仮面の位置を調整しながら、ちろっと明智秀頼を盗み見る。

まさか、ここで会うことになるとは……と、秀頼には正体を知られたくない彼女であった。


「あー!達裄さんだぁ!たつゆきさん!あぁ……、達裄さんだぁ!」

「ゆ、悠久……」


悠久がメスの声を出しながら達裄に近付いて来る。

長い付き合いとはいえ、彼は悠久のこういう一面が苦手だった。


「達裄成分補充!」

「だからー、抱き付くなって!俺、彼女いるんだからやめろっての!」

「結婚してないならセーフです!毎回言ってるじゃないですか!」

「相変わらずモテモテですね、達裄先輩。
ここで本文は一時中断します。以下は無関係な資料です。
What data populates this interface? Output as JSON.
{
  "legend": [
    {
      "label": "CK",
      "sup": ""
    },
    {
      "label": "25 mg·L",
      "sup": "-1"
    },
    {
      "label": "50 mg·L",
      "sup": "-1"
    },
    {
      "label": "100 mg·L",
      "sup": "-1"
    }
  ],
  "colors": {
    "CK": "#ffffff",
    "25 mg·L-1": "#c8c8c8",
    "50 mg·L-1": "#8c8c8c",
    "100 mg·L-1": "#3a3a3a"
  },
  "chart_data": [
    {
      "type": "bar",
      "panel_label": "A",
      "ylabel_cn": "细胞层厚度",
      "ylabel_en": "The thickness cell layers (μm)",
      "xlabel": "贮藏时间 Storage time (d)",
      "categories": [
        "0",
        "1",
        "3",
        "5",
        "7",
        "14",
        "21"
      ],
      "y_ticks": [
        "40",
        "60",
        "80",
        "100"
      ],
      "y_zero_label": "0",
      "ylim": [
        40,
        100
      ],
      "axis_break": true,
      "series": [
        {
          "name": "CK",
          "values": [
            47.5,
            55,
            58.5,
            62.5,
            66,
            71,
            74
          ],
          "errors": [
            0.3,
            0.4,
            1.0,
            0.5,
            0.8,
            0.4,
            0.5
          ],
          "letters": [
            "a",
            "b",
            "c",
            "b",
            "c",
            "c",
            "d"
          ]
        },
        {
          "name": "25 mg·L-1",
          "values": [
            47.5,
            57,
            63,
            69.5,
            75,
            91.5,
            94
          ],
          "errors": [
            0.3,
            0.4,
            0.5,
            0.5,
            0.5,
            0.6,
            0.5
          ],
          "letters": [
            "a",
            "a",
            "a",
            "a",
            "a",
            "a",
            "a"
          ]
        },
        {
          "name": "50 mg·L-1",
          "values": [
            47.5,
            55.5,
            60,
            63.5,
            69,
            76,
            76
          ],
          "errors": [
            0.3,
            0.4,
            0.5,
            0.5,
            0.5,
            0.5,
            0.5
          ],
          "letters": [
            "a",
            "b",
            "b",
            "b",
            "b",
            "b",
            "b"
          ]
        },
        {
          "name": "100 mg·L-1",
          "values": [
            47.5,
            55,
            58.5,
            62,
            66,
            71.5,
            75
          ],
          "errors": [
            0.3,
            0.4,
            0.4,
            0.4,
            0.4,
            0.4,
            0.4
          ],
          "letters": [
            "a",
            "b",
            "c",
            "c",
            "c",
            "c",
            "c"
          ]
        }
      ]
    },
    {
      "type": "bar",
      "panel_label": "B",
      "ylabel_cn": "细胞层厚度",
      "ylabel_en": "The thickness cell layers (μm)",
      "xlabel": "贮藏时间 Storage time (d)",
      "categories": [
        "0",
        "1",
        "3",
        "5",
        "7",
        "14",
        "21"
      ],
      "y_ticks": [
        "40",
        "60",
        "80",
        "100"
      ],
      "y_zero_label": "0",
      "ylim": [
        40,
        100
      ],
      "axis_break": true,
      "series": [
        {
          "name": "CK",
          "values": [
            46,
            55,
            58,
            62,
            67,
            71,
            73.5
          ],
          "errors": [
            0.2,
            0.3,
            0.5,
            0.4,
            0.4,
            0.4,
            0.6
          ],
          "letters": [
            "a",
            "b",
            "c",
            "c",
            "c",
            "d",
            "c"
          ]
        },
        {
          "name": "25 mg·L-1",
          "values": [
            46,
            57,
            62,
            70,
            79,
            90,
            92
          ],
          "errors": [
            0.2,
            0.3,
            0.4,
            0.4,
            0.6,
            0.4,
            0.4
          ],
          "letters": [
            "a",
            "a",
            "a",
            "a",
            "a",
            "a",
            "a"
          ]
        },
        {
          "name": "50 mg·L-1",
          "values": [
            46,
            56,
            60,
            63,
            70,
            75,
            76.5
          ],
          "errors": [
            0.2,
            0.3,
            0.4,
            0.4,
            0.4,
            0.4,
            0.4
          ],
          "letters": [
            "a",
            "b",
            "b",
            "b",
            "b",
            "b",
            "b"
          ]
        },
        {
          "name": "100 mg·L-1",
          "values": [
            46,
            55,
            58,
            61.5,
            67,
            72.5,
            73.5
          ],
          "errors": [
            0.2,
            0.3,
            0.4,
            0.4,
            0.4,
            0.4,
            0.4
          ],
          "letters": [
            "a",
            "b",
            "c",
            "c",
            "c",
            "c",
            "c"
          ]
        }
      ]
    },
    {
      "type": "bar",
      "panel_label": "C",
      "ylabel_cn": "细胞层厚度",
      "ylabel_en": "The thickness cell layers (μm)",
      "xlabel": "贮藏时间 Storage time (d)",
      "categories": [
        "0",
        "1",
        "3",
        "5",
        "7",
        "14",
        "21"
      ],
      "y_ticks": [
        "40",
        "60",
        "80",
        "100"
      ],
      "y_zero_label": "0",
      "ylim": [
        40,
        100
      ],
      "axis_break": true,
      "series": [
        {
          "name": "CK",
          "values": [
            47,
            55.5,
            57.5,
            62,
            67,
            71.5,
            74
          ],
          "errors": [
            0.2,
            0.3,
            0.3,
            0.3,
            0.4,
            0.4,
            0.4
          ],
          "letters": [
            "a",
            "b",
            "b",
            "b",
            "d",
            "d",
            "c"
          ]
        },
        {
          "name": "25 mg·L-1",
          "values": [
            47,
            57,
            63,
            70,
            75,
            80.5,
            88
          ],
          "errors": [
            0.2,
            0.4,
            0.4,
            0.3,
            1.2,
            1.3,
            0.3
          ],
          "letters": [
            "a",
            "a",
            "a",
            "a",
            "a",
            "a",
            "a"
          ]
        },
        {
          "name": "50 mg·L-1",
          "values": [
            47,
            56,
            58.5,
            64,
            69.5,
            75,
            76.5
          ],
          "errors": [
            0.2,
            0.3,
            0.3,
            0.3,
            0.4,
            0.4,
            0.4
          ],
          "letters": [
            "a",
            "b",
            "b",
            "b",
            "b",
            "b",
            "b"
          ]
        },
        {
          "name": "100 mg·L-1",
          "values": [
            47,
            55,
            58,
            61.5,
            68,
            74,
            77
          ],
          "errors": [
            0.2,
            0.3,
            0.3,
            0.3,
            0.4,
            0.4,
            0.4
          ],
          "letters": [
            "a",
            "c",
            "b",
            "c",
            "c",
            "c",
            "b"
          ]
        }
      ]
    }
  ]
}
早く結婚して身を固めないと本気で彼女さんに殺されますよ」

「む?女の人?また達裄さんの女ですか?」

「違うよ、アイリだよアイリ」


そうやって達裄が隣の仮面の騎士を紹介すると、悠久が「あー!」と気付いたように声を上げた。


「アイリちゃんね。妹のアリアちゃんの転校の件ね!大丈夫よ!」

「達裄先輩にベタベタしている姿を見ると、あなたが優秀なのを忘れます」

「ふふん。壮大な女だからね。優秀なのは当然」


鼻息を荒くして、胸に手を置く悠久。

(優秀とは言いたくねぇ……)と、達裄が嫌そうな顔をしていた。


「それに、アイリちゃんがもう1回高校生する件もバッチリ準備してるから」

「ブッ!あ、アイリ?お前、また高校生するのか?」

「ちょっ!?悠久先輩!?それはみんなに黙ってって言ったじゃないですか!?うわぁ、しかも1番知られたくない馬鹿に知られたぁ!」

「そっか……。まぁ、頑張れよ仮面の騎士」

「いきなり距離を置くのやめろ!ぶっ飛ばすぞ!」

「今すぐアイリーン・ファン・レーストが高校生するって音と瑠璃とめぐりの三つ子にラインしよっ」

「や、やめろ!?同い年が高校生してるとか笑われるだろうがっ!妹に真っ先に連絡するとか酷すぎるぞ先輩!?このサディスト!」


秀頼が気絶している間に、着々とセカンドの原作も始まりつつあるのであった……。